プリズム眼鏡とは
プリズム眼鏡とは、プリズムレンズが使われているメガネで、両眼視の不具合による、視線がズレることによる斜視や、眼精疲労が伴う斜位などの対応策として使用される視力矯正器具です。
ものすごく簡単に言うと、片目では一つに見えるものが、両目で見た時に複数に見える場合、プリズム眼鏡をかけることで、両目でも一つに見えるようになる場合があります。
プリズム眼鏡と聞くと特殊なメガネのことだと思ってしまうかもしれませんが、「プリズム」というのはメガネ用語でいうと、光の進路を屈折させる、変化させる効果のことをいいます。
光は通常、直進する性質を持ちますが、プリズムを通ることで光の進路が屈折します。
眼鏡のレンズは光の進路を屈折させてはっきりと見える状態へと矯正をしているので、メガネのレンズはプリズムの集合体です。
メガネの単焦点レンズには光学中心というポイントがあり、視線とレンズの光学中心があわないときに、物が実際の位置よりもズレて見えることをプリズム作用といいます。
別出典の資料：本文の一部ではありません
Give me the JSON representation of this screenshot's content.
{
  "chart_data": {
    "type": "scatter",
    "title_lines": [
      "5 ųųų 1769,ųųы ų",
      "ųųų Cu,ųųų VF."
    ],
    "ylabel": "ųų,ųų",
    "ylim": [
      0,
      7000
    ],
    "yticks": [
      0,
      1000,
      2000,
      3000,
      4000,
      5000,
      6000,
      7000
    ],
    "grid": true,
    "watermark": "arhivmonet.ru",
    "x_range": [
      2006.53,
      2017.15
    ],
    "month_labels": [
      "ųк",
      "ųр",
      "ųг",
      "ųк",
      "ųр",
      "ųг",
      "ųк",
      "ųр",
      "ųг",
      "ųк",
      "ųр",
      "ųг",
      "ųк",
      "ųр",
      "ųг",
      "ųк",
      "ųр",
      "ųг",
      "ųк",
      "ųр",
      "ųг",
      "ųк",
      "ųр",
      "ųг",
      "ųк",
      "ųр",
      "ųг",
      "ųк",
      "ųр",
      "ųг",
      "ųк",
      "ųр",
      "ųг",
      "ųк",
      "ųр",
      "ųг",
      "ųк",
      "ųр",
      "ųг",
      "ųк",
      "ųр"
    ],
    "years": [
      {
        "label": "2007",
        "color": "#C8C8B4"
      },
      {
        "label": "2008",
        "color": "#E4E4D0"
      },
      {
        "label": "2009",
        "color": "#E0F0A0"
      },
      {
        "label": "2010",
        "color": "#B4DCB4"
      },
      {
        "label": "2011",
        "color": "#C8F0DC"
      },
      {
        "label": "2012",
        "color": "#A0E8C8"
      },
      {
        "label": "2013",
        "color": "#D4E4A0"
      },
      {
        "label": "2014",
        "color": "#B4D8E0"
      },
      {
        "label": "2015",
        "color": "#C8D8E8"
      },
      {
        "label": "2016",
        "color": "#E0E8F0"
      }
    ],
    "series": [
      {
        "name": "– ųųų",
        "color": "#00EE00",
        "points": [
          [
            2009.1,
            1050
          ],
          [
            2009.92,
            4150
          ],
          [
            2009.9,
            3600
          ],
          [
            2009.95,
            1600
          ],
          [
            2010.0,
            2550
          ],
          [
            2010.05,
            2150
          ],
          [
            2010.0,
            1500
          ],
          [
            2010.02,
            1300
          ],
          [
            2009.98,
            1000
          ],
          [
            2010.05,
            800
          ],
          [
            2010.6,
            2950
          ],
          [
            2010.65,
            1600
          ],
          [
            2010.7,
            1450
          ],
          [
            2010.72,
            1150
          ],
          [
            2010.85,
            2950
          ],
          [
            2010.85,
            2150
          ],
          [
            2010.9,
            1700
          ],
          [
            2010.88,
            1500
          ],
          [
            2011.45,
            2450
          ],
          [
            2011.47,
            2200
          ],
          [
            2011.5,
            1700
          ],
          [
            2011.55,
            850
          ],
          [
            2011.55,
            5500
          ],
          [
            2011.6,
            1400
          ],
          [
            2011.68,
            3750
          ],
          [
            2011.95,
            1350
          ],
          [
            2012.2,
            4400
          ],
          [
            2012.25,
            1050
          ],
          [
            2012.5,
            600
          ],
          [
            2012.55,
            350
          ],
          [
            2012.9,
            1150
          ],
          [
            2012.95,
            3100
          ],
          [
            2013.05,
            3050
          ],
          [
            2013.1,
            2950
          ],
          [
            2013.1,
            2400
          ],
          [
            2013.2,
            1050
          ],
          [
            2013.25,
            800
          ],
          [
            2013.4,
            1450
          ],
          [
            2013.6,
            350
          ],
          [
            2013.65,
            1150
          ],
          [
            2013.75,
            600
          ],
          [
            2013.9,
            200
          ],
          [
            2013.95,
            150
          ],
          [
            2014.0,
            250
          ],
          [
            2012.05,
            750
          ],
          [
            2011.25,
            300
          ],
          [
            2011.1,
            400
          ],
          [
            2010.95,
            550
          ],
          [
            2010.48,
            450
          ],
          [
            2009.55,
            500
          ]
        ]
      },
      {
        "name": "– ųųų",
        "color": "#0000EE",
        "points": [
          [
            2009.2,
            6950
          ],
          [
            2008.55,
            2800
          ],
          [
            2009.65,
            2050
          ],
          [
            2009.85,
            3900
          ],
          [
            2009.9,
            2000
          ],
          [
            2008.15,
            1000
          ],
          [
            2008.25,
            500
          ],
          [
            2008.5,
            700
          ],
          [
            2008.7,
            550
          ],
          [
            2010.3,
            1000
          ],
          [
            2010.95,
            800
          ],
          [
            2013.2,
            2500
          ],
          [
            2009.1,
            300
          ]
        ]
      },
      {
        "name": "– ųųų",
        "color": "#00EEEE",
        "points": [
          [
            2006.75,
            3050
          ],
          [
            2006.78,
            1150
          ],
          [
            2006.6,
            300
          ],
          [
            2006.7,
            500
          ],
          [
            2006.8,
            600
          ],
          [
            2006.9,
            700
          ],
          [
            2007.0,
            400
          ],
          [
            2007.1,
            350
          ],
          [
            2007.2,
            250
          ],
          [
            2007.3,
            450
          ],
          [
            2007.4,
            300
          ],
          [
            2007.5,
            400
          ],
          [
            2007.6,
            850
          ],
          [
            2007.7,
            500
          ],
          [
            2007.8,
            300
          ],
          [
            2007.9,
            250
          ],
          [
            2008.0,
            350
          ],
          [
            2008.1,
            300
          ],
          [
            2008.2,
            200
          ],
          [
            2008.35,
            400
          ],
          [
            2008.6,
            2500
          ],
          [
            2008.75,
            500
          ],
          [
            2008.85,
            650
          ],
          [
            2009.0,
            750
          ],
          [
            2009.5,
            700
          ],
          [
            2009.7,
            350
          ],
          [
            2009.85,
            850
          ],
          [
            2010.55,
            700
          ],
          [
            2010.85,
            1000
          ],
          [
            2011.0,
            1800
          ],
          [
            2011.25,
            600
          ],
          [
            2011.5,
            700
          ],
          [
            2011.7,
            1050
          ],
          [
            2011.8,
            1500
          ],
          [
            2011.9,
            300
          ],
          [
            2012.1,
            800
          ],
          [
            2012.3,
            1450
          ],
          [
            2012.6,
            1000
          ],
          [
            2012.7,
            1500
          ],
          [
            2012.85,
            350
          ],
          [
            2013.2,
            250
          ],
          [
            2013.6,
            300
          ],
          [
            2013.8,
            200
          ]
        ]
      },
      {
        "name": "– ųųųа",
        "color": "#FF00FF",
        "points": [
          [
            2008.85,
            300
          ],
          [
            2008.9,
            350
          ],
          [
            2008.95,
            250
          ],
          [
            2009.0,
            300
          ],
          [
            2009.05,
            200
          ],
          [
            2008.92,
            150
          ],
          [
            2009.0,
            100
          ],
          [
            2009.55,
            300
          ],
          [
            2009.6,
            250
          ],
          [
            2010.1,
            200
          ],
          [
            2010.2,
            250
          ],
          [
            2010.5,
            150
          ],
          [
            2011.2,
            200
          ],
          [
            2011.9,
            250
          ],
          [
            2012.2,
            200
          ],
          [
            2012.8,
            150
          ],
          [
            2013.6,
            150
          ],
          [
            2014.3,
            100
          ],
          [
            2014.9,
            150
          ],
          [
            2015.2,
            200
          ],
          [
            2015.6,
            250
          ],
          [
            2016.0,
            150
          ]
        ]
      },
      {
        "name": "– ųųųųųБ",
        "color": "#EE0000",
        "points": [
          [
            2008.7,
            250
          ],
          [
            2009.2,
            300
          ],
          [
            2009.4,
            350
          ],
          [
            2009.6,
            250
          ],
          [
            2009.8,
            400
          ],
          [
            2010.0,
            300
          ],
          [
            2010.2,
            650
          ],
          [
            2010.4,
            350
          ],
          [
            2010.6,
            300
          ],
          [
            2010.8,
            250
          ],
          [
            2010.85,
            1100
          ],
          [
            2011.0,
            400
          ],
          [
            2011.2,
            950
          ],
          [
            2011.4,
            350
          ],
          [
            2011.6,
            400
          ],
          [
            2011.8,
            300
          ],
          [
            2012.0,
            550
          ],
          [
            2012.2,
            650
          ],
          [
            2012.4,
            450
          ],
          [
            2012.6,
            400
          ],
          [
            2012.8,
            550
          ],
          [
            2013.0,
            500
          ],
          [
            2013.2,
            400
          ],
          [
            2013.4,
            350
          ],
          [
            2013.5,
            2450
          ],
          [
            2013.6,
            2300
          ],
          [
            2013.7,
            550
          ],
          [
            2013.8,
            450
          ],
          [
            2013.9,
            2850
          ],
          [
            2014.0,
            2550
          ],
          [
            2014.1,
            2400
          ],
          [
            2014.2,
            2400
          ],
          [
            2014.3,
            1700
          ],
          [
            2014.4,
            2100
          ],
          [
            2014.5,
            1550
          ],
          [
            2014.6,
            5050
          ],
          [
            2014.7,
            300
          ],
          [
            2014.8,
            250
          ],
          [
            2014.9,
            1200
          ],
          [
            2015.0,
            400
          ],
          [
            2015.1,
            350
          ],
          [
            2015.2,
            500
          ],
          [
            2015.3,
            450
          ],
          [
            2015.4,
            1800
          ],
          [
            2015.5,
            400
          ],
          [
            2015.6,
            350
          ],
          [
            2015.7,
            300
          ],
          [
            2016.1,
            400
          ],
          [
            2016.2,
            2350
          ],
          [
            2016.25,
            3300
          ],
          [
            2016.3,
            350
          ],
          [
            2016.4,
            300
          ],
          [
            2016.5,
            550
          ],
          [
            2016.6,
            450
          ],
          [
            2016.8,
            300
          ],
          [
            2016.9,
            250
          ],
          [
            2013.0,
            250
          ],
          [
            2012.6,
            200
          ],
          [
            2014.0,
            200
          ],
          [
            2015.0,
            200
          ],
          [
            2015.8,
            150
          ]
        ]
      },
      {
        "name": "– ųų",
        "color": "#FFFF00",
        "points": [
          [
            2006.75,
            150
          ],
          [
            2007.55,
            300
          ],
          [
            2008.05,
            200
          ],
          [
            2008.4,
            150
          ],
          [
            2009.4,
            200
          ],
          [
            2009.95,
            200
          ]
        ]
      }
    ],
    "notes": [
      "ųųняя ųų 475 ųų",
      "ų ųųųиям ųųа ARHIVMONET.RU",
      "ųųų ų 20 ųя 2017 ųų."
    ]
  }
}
光学中心ではプリズム作用はありませんが、光学中心からズレることでプリズム作用が発生します。
プリズム作用を利用して、斜視や斜位といった状態などの視覚問題を視力矯正するメガネがプリズム眼鏡です。
プリズムレンズとは、プラスチックやガラスでできた透明体で三角柱のレンズです。
三角柱のプリズムレンズを通過すると光はレンズの厚みが厚い方に曲がります。
プリズムレンズを通過した光が1メートル先で光が1センチずれる時に1△(1プリズムディオプター、または、1プリズムジオプトリー)、
1メートル先で2センチずれたら2△(2プリズムディオプター、または、2プリズムジオプトリー)と言います。
このプリズムディオプターの量を変化させることで、視覚問題を矯正します。
また、プリズムメガネを作る際には、光の進路をどの方向にどれくらい変化させるかを考慮する必要があります。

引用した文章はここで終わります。